Verizon yesterday introduced its XLTE service, doubling the LTE bandwidth in some select markets to improve peak speeds on a range of devices, including the iPhone 5s, the iPhone 5c, the iPad Air, and the Retina iPad mini.
XLTE is the name given to Verizon’s AWS spectrum, which the company initially purchased back in 2012. Akin to opening another lane on a congested freeway, XLTE will open up new bandwidth for those using an AWS-compatible device, which includes the iPhone 5s and the 5c, ultimately resulting in faster LTE speeds. XLTE simply refers to LTE on the AWS spectrum, with Verizon’s described speed increases resulting from more available bandwidth.
While not directly beneficial to users of older iPhones, XLTE does have the potential to result in increased bandwidth on the standard 700MHz spectrum used by those devices, as newer devices will automatically take advantage of the AWS spectrum.
XLTE delivers faster peak data speeds and a minimum of double the bandwidth to 4G LTE customers in high traffic areas in markets nationwide where AWS spectrum has been activated.
While XLTE network enhancements are invisible to the customer, the mobile experience is not. XLTE Ready devices automatically access both 700 MHz spectrum and the AWS spectrum in XLTE cities. Customers with 4G LTE devices operating solely on the 700 MHz spectrum in XLTE markets also benefit from the extra capacity created by XLTE Ready device traffic moving to the AWS spectrum.
XLTE is currently available in multiple cities across 44 different states, which can be found on Verizon’s website [PDF]. According to Verizon’s estimates, the newly available AWS spectrum will improve LTE speeds for approximately 35 percent of the active devices on its network.
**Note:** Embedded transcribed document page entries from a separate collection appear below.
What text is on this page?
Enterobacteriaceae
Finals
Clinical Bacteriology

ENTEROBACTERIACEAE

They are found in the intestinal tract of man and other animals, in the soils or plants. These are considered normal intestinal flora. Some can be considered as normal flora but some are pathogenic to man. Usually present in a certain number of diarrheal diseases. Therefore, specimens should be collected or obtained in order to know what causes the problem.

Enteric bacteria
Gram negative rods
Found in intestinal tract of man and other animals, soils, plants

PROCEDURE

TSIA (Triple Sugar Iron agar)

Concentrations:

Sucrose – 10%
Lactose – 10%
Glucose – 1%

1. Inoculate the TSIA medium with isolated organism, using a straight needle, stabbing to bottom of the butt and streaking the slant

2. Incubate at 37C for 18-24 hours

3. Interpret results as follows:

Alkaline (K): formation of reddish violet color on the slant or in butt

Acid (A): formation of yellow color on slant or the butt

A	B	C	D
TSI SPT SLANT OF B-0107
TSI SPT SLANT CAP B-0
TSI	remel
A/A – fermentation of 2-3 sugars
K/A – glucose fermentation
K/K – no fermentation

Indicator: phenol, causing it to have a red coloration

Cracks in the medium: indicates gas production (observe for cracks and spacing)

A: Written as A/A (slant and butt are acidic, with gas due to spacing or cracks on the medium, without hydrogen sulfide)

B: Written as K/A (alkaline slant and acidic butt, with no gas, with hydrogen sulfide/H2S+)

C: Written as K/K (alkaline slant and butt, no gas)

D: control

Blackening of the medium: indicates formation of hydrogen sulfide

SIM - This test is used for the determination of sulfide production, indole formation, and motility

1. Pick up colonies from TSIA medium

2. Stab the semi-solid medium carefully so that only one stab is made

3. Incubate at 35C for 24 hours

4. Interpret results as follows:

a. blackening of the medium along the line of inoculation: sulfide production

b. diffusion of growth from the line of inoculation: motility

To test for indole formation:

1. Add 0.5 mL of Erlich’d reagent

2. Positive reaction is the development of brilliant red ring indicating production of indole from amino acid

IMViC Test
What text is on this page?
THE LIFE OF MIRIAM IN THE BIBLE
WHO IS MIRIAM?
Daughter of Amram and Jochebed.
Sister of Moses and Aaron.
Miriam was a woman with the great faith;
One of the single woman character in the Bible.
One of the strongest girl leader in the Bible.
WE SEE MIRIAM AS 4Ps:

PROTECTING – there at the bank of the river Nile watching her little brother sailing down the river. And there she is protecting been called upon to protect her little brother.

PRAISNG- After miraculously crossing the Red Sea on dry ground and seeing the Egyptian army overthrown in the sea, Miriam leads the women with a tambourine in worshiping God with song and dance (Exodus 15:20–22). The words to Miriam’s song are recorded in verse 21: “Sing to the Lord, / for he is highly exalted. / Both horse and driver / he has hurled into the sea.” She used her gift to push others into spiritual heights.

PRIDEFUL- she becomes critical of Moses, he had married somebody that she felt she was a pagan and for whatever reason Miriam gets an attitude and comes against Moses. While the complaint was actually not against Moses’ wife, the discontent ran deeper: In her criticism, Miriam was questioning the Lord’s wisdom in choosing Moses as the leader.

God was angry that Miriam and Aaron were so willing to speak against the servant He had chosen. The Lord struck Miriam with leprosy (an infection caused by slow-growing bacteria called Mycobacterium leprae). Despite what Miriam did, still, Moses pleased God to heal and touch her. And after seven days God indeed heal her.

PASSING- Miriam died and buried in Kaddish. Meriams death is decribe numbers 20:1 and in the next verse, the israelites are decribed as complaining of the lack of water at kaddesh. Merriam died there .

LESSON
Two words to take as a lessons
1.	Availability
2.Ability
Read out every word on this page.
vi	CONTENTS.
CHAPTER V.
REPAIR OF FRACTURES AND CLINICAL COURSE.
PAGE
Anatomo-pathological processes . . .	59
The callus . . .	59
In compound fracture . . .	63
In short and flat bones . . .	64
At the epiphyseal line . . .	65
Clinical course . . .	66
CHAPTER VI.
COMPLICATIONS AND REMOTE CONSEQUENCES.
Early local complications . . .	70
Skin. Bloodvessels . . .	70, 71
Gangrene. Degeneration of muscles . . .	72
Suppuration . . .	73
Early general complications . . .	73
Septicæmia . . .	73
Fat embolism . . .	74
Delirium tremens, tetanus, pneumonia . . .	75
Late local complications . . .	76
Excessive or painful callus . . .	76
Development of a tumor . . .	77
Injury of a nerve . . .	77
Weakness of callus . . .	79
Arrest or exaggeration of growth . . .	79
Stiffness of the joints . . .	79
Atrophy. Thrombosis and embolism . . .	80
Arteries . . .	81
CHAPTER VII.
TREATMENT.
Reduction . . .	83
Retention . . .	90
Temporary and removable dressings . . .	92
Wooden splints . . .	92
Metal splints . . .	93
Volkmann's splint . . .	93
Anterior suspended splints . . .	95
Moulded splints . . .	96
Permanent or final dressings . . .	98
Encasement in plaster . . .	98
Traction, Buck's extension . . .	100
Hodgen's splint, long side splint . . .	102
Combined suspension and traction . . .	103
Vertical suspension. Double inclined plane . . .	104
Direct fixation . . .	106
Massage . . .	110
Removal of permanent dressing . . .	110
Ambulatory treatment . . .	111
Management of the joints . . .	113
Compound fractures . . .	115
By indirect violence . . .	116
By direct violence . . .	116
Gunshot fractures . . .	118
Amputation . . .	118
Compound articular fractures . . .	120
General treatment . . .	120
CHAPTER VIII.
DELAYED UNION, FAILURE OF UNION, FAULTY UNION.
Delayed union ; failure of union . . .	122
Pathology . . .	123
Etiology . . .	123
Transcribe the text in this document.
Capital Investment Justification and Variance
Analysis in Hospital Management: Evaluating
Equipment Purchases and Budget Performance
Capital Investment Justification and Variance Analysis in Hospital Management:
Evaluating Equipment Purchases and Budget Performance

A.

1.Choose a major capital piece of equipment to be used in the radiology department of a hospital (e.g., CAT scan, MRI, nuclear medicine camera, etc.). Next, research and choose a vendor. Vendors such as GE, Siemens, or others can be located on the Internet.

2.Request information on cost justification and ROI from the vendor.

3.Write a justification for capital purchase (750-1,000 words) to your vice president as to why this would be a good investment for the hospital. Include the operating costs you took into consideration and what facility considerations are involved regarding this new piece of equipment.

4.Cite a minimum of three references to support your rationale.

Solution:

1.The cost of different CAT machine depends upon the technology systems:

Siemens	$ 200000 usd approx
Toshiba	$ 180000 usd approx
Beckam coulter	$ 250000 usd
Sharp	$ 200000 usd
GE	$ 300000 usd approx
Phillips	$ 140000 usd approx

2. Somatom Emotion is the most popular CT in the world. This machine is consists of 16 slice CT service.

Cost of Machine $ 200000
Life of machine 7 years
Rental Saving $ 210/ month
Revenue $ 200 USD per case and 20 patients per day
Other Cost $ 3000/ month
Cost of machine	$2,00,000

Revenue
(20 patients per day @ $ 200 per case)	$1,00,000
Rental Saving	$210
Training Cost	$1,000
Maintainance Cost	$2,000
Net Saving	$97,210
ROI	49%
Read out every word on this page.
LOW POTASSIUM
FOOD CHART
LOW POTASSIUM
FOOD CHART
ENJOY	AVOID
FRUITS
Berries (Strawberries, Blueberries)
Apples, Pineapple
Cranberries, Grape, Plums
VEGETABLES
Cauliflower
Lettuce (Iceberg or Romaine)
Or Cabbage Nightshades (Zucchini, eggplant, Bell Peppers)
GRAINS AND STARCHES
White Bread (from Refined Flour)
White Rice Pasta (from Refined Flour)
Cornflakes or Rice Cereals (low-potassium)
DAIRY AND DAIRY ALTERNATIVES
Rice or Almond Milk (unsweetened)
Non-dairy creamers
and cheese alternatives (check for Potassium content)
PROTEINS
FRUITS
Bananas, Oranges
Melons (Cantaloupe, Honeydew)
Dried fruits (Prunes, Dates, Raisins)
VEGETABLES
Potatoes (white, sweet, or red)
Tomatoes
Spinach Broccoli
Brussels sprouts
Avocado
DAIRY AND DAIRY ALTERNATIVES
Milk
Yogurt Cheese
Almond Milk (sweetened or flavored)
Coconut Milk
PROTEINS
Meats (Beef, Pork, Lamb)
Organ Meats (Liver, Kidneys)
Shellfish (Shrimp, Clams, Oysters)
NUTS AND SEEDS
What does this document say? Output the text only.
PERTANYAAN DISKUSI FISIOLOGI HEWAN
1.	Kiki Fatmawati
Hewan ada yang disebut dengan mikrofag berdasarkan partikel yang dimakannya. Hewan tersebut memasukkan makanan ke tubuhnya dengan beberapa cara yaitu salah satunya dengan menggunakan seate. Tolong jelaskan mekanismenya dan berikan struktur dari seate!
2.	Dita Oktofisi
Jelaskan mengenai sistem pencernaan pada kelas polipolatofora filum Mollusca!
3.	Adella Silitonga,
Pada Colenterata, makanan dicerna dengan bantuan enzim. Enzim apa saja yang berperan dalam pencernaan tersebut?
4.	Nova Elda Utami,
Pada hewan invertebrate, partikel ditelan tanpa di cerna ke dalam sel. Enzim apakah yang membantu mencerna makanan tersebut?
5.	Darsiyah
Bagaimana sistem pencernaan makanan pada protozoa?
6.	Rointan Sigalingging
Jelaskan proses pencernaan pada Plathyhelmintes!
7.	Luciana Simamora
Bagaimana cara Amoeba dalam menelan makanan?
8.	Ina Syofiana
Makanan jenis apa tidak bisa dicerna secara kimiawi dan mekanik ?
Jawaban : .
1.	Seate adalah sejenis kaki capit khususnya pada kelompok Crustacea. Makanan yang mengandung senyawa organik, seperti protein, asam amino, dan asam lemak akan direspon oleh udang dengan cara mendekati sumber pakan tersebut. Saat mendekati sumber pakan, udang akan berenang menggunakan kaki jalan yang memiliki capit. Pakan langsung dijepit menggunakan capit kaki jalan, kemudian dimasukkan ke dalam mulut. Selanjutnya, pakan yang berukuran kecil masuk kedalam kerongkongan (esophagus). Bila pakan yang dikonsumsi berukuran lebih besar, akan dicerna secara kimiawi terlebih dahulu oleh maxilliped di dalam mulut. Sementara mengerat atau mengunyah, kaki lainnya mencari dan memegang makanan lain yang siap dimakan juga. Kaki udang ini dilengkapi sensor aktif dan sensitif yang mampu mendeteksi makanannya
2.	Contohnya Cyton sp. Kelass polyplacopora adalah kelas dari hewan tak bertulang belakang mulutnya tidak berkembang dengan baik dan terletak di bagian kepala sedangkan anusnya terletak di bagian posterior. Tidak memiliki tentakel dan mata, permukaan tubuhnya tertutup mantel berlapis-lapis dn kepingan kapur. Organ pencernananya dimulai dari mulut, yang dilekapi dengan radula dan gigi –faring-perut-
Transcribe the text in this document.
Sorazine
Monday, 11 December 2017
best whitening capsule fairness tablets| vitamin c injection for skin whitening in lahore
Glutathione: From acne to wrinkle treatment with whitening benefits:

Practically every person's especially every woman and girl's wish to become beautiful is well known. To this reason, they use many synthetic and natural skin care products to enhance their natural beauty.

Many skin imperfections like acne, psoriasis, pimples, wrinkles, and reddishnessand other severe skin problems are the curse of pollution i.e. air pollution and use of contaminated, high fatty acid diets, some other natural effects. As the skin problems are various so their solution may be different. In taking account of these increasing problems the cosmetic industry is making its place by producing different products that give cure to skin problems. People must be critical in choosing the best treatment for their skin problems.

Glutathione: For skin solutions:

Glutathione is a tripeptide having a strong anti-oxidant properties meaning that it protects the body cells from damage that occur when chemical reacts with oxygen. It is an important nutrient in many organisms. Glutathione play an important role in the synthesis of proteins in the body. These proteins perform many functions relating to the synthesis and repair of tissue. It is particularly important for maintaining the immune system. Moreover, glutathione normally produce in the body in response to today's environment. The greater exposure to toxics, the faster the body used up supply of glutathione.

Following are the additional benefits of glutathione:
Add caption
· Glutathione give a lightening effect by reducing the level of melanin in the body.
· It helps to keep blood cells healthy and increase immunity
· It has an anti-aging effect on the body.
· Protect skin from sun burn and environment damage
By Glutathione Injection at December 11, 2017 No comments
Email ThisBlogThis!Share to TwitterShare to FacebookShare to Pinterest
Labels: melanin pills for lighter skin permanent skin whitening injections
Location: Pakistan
It is important to note that XLTE is simply a marketing term for LTE on Verizon’s AWS spectrum rather than a new wireless standard. It is similar to AT&T’s move to call HSPA+ 4G back in 2012 in order to distinguish it from standard HSPA 3G speeds.
Verizon has also announced VoLTE — or Voice over LTE — which is set to roll out to its network later this year. VoLTE, much like AT&T’s HD Voice, will improve voice quality by allowing users to make calls over LTE.